One of his most visually exciting paintings in the show, "Upper Valley Farm," depicts the quintessential rural Vermont farmscape. Measuring 30 inches x 40 inches, the scene is bathed in the glow of summer’s radiant light. The natural landscape of rolling tree covered hills is the backdrop for a farm that is striking in its monumentality. The barn and silos are sculpturally carved out of the landscape, lit by sunlight they have a majestic presence. The viewer is drawn into the painting by the exquisitely painted vegetation in the foreground, and the rhythms of the land guide the eye across and back into the canvas. Rich greens, blues, and ochres enhance the overall effect of luminosity. Jack achieves a balance between observing surface reality and distilling it to express the hidden poetry and beauty that is in the world around us and in the hand and mind of the artist. Besides highly finished plein air studies, an additional feature of the show will be a 3-panel, 2-sided screen by Jack Winslow, each side portraying a lesson from Aesop’s fables.
Karen Winslow paints familiar subjects such as flowers, toys, crayons, spools, and eggs, with a verve all her own. She creates still life compositions that almost dance, one element leading the eye to the next with painterly brushwork that establishes form and structure, light and energy, and rhythm and design.
Karen and Jack met in high school in New York. His first present to her was a box of watercolors, forecasting a career that was to come. She studied illustration and advertising at FIT in New York City, after which she began illustrating the covers of children’s dress patterns. Looking for something more fulfilling, she followed Jack into Frank Mason’s class at the ASL and learned the principles that make her excel at her work today.

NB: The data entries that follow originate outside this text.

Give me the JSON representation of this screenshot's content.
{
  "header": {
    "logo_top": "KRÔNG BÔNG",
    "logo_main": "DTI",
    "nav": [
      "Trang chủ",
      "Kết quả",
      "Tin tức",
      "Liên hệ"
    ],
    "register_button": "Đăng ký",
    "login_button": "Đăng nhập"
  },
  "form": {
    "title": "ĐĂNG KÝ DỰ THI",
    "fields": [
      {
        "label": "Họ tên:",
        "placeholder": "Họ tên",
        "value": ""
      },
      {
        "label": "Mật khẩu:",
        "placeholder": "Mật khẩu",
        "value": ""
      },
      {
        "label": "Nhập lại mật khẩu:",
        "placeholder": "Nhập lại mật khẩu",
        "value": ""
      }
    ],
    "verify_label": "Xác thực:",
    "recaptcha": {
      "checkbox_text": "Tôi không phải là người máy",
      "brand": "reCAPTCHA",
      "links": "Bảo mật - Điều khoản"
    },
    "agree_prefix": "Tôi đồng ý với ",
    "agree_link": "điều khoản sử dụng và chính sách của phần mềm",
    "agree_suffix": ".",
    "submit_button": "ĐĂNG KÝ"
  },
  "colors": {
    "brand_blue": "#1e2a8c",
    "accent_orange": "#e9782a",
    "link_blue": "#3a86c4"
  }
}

To paint a believable illusion of natural light, she always paints from life, constantly keeping the light effect in her mind and subordinate any details that distract from this end. This allows her the freedom to interpret what she sees as her work takes on the beauty and resonance of a visual poem.
In "Lace with Tulips" the viewer is aware of the weight, texture, and intricacy of the lace as the eye is also drawn to the elegant simplicity of the tulips formed by the atmosphere from which they emerge. "Signs of Spring" is another floral painting full of movement and light. There is a freshness and vitality to the arrangement of double tulips, daffodils, apple blossoms, and bleeding heart. Her skillful handling of the flowers is reminiscent of the Dutch seventeenth-century florals as she combines transparencies and opacities, analyzes color harmonies, and is always focused on maintaining a progression of light unifying the whole. Among the many other remarkable paintings she has in the show are "Stylin’," a quick portrait of her daughter Priscilla in the act of applying makeup, "Bittersweet and Apples," painted with the color harmonies of autumn, and "The Artist’s Materials," a still life of the collection of the tools of the artist.